Dr. Ahlemann’a göre kuru cilt ve dudaklar, susuz kalmanın tipik belirtilerindendir. Bunu kendinizde test etmek için küçük bir yöntem öneriyor: “Elinizin arka kısmındaki deriyi iki parmağınızla sıkıştırın ve yukarı çekin. Cilt eski haline yavaş dönüyorsa bu, susuzluk belirtisidir.” Ayrıca birçok kişi kuru cilt nedeniyle artan kaşıntı da yaşayabilir. “Cilt, oksijen ve mikro besinlerin yeterince taşınamaması nedeniyle daha solgun da görünebilir,” diye ekliyor. Dr. Viola da aynı fikirde ve bu kuruluk ve kaşıntının saç derisine kadar uzanabileceğini söylüyor.
Dr. Ahlemann’a göre, “Yeterince su içmediğinizde, kan daha yoğun hale gelir ve bu da damarların daha belirgin görünmesine neden olur. Çökmüş gözler, göz altı morlukları ve artan göz çevresi kırışıklıkları, yeterince su içmediğinizin işareti olabilir.”
Yeterince su içmediğinizin tipik bir belirtisi de kabızlıktır. Bunun nedeni oldukça basittir: Az su içtiğinizde, bağırsaklar dışkıdan fazla su çeker ve bu da dışkının hacmini azaltır.

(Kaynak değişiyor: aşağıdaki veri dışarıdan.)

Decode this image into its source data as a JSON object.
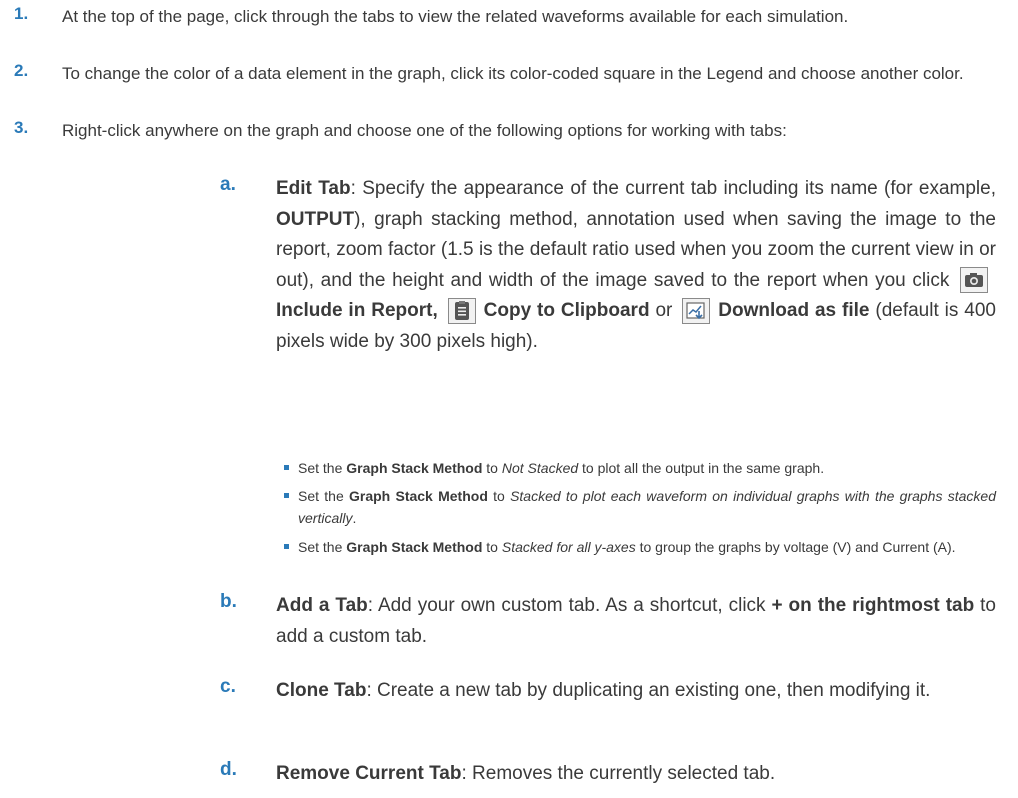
{
  "steps": [
    {
      "num": "1.",
      "text": "At the top of the page, click through the tabs to view the related waveforms available for each simulation."
    },
    {
      "num": "2.",
      "text": "To change the color of a data element in the graph, click its color-coded square in the Legend and choose another color."
    },
    {
      "num": "3.",
      "text": "Right-click anywhere on the graph and choose one of the following options for working with tabs:"
    }
  ],
  "sub_a": {
    "letter": "a.",
    "label": "Edit Tab",
    "p1": ": Specify the appearance of the current tab including its name (for example, ",
    "output": "OUTPUT",
    "p2": "), graph stacking method, annotation used when saving the image to the report, zoom factor (1.5 is the default ratio used when you zoom the current view in or out), and the height and width of the image",
    "p3": "saved to the report when you click",
    "include": "Include in Report,",
    "copy": "Copy to Clipboard",
    "or": " or ",
    "download": "Download as file",
    "p4": " (default is 400 pixels wide by 300 pixels high).",
    "icons": [
      "camera-icon",
      "clipboard-icon",
      "download-icon"
    ]
  },
  "bullets": [
    {
      "pre": "Set the ",
      "bold": "Graph Stack Method",
      "mid": " to ",
      "ital": "Not Stacked",
      "post": " to plot all the output in the same graph."
    },
    {
      "pre": "Set the ",
      "bold": "Graph Stack Method",
      "mid": " to ",
      "ital": "Stacked to plot each waveform on individual graphs with the graphs stacked vertically",
      "post": "."
    },
    {
      "pre": "Set the ",
      "bold": "Graph Stack Method",
      "mid": " to ",
      "ital": "Stacked for all y-axes",
      "post": " to group the graphs by voltage (V) and Current (A)."
    }
  ],
  "sub_b": {
    "letter": "b.",
    "label": "Add a Tab",
    "p1": ": Add your own custom tab. As a shortcut, click ",
    "bold": "+ on the rightmost tab",
    "p2": " to add a custom tab."
  },
  "sub_c": {
    "letter": "c.",
    "label": "Clone Tab",
    "p1": ": Create a new tab by duplicating an existing one, then modifying it."
  },
  "sub_d": {
    "letter": "d.",
    "label": "Remove Current Tab",
    "p1": ": Removes the currently selected tab."
  },
  "colors": {
    "accent": "#2a7ab8",
    "text": "#3a3a3a"
  }
}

Bağırsaklar yeterince dolu olmadığında, vücut dışkıyı atma ihtiyacı hissetmez. “Tıpta, su eksikliğine bağlı katı dışkı oluşumuna kabızlık diyoruz,” diye açıklıyor Dr. Ahlemann. “Ancak pek çok kişinin bilmediği şey şu ki: Yeterince su içmemek aynı zamanda şişkin bir karna da neden olabilir.”
Fotoğraf: Alamy
Susuz kaldığınızda vücudunuzu yeniden nemlendirmenin en etkili yolu su içmektir. Ancak sadece suyla sınırlı değilsiniz. Dr. Viola’ya göre sıvı almak için tercih edebileceğiniz diğer içecekler şunlardır:
-Pedialyte ve Gatorade gibi elektrolit içecekleri
-Hindistan cevizi suyu (aynı zamanda potasyum açısından zengindir)

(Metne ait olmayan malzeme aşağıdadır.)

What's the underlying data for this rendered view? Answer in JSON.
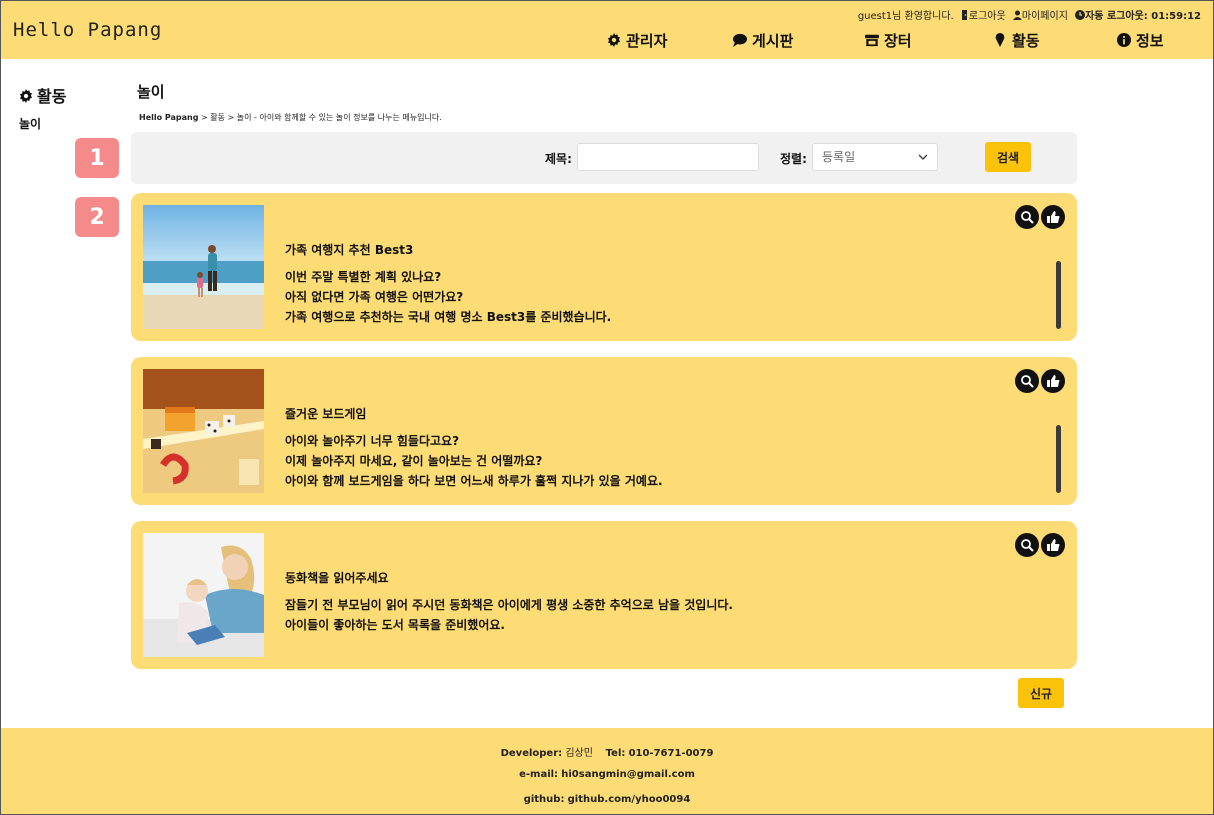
{
  "header": {
    "logo": "Hello Papang",
    "user_greeting": "guest1님 환영합니다.",
    "logout": "로그아웃",
    "mypage": "마이페이지",
    "auto_logout": "자동 로그아웃: 01:59:12",
    "nav": [
      {
        "label": "관리자",
        "icon": "gear-icon"
      },
      {
        "label": "게시판",
        "icon": "chat-bubble-icon"
      },
      {
        "label": "장터",
        "icon": "shop-icon"
      },
      {
        "label": "활동",
        "icon": "ice-cream-icon"
      },
      {
        "label": "정보",
        "icon": "info-icon"
      }
    ]
  },
  "sidebar": {
    "title": "활동",
    "items": [
      "놀이"
    ]
  },
  "main": {
    "title": "놀이",
    "breadcrumb": {
      "home": "Hello Papang",
      "path": " > 활동 > 놀이 - 아이와 함께할 수 있는 놀이 정보를 나누는 메뉴입니다."
    },
    "markers": [
      "1",
      "2"
    ],
    "search": {
      "title_label": "제목:",
      "title_value": "",
      "sort_label": "정렬:",
      "sort_selected": "등록일",
      "search_button": "검색"
    },
    "posts": [
      {
        "title": "가족 여행지 추천 Best3",
        "lines": [
          "이번 주말 특별한 계획 있나요?",
          "아직 없다면 가족 여행은 어떤가요?",
          "가족 여행으로 추천하는 국내 여행 명소 Best3를 준비했습니다."
        ]
      },
      {
        "title": "즐거운 보드게임",
        "lines": [
          "아이와 놀아주기 너무 힘들다고요?",
          "이제 놀아주지 마세요, 같이 놀아보는 건 어떨까요?",
          "아이와 함께 보드게임을 하다 보면 어느새 하루가 훌쩍 지나가 있을 거예요."
        ]
      },
      {
        "title": "동화책을 읽어주세요",
        "lines": [
          "잠들기 전 부모님이 읽어 주시던 동화책은 아이에게 평생 소중한 추억으로 남을 것입니다.",
          "아이들이 좋아하는 도서 목록을 준비했어요."
        ]
      }
    ],
    "new_button": "신규"
  },
  "footer": {
    "developer_label": "Developer:",
    "developer_name": "김상민",
    "tel_label": "Tel:",
    "tel": "010-7671-0079",
    "email_label": "e-mail:",
    "email": "hi0sangmin@gmail.com",
    "github_label": "github:",
    "github": "github.com/yhoo0094"
  },
  "colors": {
    "header_bg": "#fddb75",
    "button": "#fbc20a",
    "marker": "#f48a8a",
    "card_bg": "#fddb75"
  }
}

-Süt, çünkü su, elektrolitler ve diğer besin maddelerini içerir
-Seyreltilmiş meyve suyu (şeker oranına dikkat etmek şartıyla)
-Bitki çayları veya aromalı sular (hindistan cevizi suyu gibi)
-Maden suyu, düşük kalorili bir alternatif olarak da tercih edilebilir
Ayrıca Dr. Viola, yüksek su içeriğine sahip yiyecekler tüketmenin de faydalı olduğunu belirtiyor. Bunlar arasında:
-Karpuz
-Kavun
-Salatalık
-Marul
-Kereviz var.
Eğer gün içinde su içmeyi unutuyorsanız zamanlı hatırlatmalar kurmanızı ve yanınızda yeniden doldurulabilir bir su şişesi taşımanızı öneriyor. Böylece suya kolayca ulaşabilir ve düzenli içmeyi alışkanlık haline getirebilirsiniz.
Kendinizi mide bulantılı hissediyorsanız ya da sıvı tüketmekte zorlanıyorsanız, buz parçacıkları emmek yardımcı olabilir. Ancak ciddi susuzluk durumlarında, damar yoluyla sıvı takviyesi (IV sıvılar) için mutlaka bir doktora başvurmanız gerekebilir.